Joel was encouraging his Christian readers to focus on the common ground that they share with other Christians, particularly those with whom they may not get along. As an example, Joel said that if both of you believe that Jesus is Lord, focus on that.
The topic of Christian unity came up in my reading another time. I recently read Contagious Disciple Making, by David and Paul Watson. In the book, there was a list of New Testament “one another” passages, which concern how Christians are supposed to relate to one another. One of the items on the list was that Christians are commanded to agree with one another. It referred to I Corinthians 1:10, which states: “Now I beseech you, brethren, by the name of our Lord Jesus Christ, that ye all speak the same thing, and that there be no divisions among you; but that ye be perfectly joined together in the same mind and in the same judgment” (KJV).
On Joel Osteen’s remarks, focusing on my agreement with another believer about Jesus being Lord does not give me warm and fuzzy feelings towards that other believer. Why? Maybe it is doubt of Christianity on my part. Maybe it is because, while I may feel like a believer when I am by myself praying or going to a worship service, I feel like an unbeliever when I am physically around conservative Christians, whose dogmatism gets on my nerves.
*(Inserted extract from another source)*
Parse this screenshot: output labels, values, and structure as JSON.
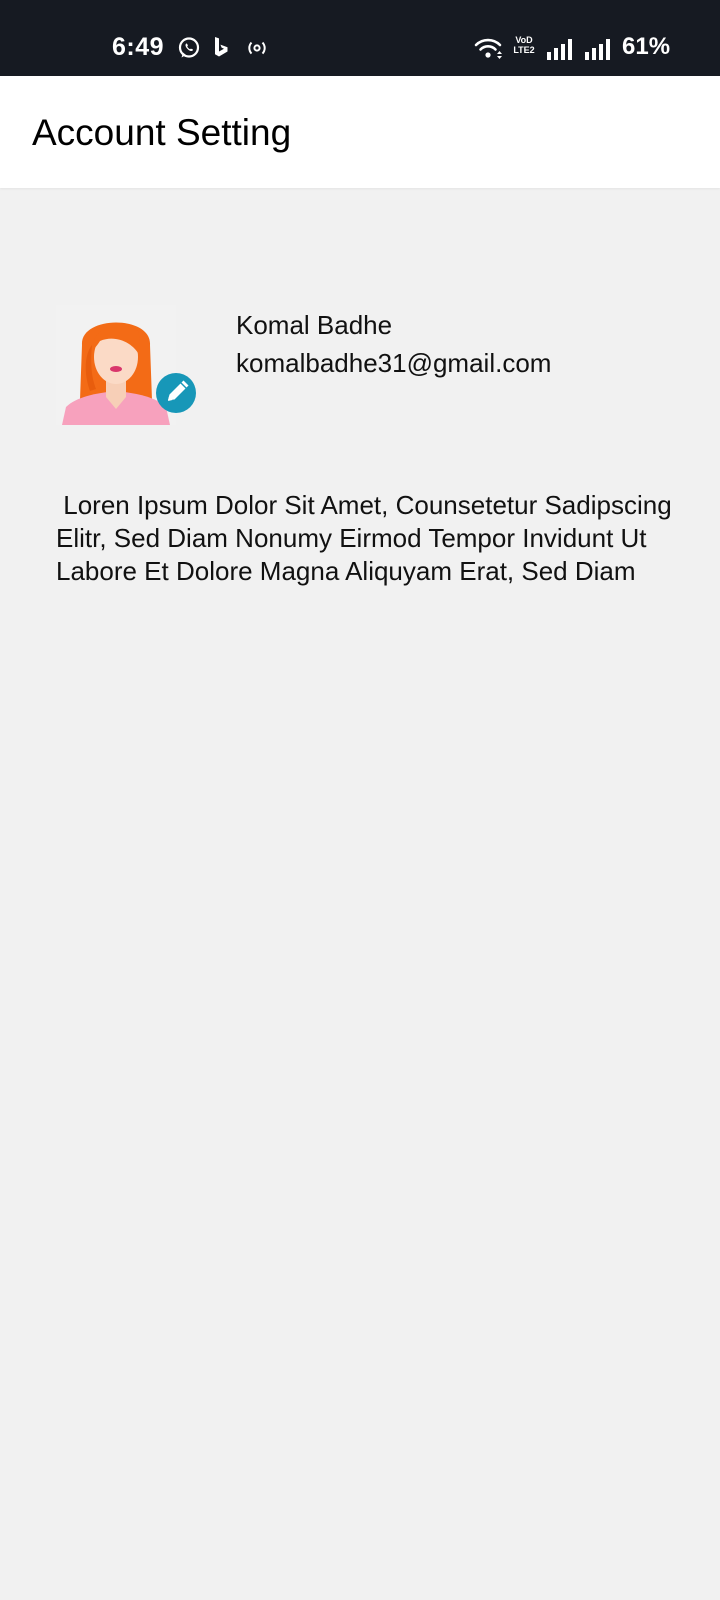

How can I feel a sense of unity with them, though? I have felt a sense of unity when I have reflected on how we are all human beings, with desires, emotions, needs, experiences, pain, irritations, struggles, and flaws. When even conservative Christians have opened up about that, I have felt a greater bond with them. From a Christian perspective, I feel unified with them when I recognize that we are all sinners who need forgiveness. That is probably the closest I feel to them when it comes to Christian doctrine.
On that list in Contagious Disciple Making, a part of me wonders if perhaps the Watsons are taking I Corinthians 1:10 a bit too literally. Paul in that passage, it seems to me, is essentially encouraging the Corinthian Christians to get along and to love each other, since there were factions among them. Paul in that very letter acknowledges and appreciates that Christians may find themselves seeing things differently on account of their different backgrounds, for that is what I Corinthians 8 is about: how to navigate lovingly the differences of opinion about whether to eat meat offered to idols. Romans 14 makes a similar point: respect people’s differences.
At the same time, the New Testament does seem to want believers to be on the same page on some things. I struggle here, but, again, I try to focus on whatever common ground I do share with other believers, and I try not to be disruptive.